Comments from Jaramillo: “YES – Pretty interesting, I had no idea that this separation existed. Weirdly enough, this was the first antwren I ever witnessed in my life, Misiones, Argentina.
“NO on English names, but I am very keen on a yes to the Churring and Piping. I don’t think there is a need to maintain the “rufous-winged” but I would be fine if this is a prerequisite from other committee members.”
Comments from Schulenberg: “B. NO. The recent Harvey et al. paper in Science (Harvey et many al., 2020, The evolution of a tropical biodiversity hotspot, Science 370: 1343-1348, https:/doi.org/10.1126/science.aaz6970) seems to make clear (Figure 1 - if you can read it) that frater (represented by two samples, from Panama and Amazonas, Brazil) and rufimarginatus (also two samples) are sister species. Note, however, that in Column G, of their supplementary table listing the specimens sampled, they identify a specimen from Minas Gerais as scapularis - apparently their name for what SACC refers to as frater - but by location I assume this is a nominate rufimarginatus. or, to put it another way, since the Minas Gerais sample is sister to their sample of undoubted rufimarginatus from Paraguay, there will be some explaining to do if the Minas specimen is * not * rufimarginatus.

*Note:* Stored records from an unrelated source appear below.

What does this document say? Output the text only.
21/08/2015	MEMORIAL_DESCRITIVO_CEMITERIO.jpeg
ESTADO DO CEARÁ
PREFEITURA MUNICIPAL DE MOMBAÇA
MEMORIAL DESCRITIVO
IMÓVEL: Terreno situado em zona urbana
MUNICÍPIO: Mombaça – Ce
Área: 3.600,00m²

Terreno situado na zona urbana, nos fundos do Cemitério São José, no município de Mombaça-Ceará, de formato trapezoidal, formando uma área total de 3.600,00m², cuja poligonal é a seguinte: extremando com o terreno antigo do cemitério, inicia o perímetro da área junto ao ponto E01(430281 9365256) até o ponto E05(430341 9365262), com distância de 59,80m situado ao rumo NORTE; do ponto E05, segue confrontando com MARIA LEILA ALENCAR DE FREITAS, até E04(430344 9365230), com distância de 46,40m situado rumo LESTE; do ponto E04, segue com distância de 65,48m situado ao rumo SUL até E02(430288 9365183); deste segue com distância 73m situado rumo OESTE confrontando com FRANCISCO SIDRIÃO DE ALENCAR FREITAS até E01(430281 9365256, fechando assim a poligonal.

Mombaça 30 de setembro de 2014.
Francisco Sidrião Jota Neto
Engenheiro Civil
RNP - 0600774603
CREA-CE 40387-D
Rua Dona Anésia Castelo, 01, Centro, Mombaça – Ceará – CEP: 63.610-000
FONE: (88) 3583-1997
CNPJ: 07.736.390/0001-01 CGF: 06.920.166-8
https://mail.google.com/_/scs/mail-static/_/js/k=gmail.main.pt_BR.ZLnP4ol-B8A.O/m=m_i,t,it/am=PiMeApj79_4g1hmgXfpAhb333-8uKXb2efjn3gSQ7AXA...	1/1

“So. we can put aside concerns that frater and rufimarginatus may not be sister taxa; it seems to be established that they are. That said, as usual I'm going to have a hard time voting for any pair of names in the form of "Xxxx Rufous-winged Antwren"; we just don't need yet more long compound bird names. I'm not thrilled with Piping Antwren and Churring Antwren, not because I object to basing the English name on the songs, but because I'm not sure that these two adjectives best describe the quality of each song (especially in the case of 'Piping'). I don't have better descriptive terms in mind, however, and could accept Piping and Churring if no one comes up with anything better.”
Comments from Bonaccorso: “A. YES. The differences in song and morphology seem to point to two different species. However, I am not entirely comfortable with the lack of genetic data and diagnostic plumage characters.”
Comments from Stiles: “A (the split of frater from rufimarginatus passed, but B (the E-name) did not; I gather that a 6:3 NO margin exists but am not entirely sure just what would be rejected as some did (or did not) favor conserving Rufous-winged as the name for both species, with the modifiers referring to the vocalizations of the loudsongs. I would prefer against using vocalizations, as all did not agree on the best adjectives for these – they are subjective in any case and could cause problems should frater be split in the future. Proposal 904 is a rerun of this one (see below).”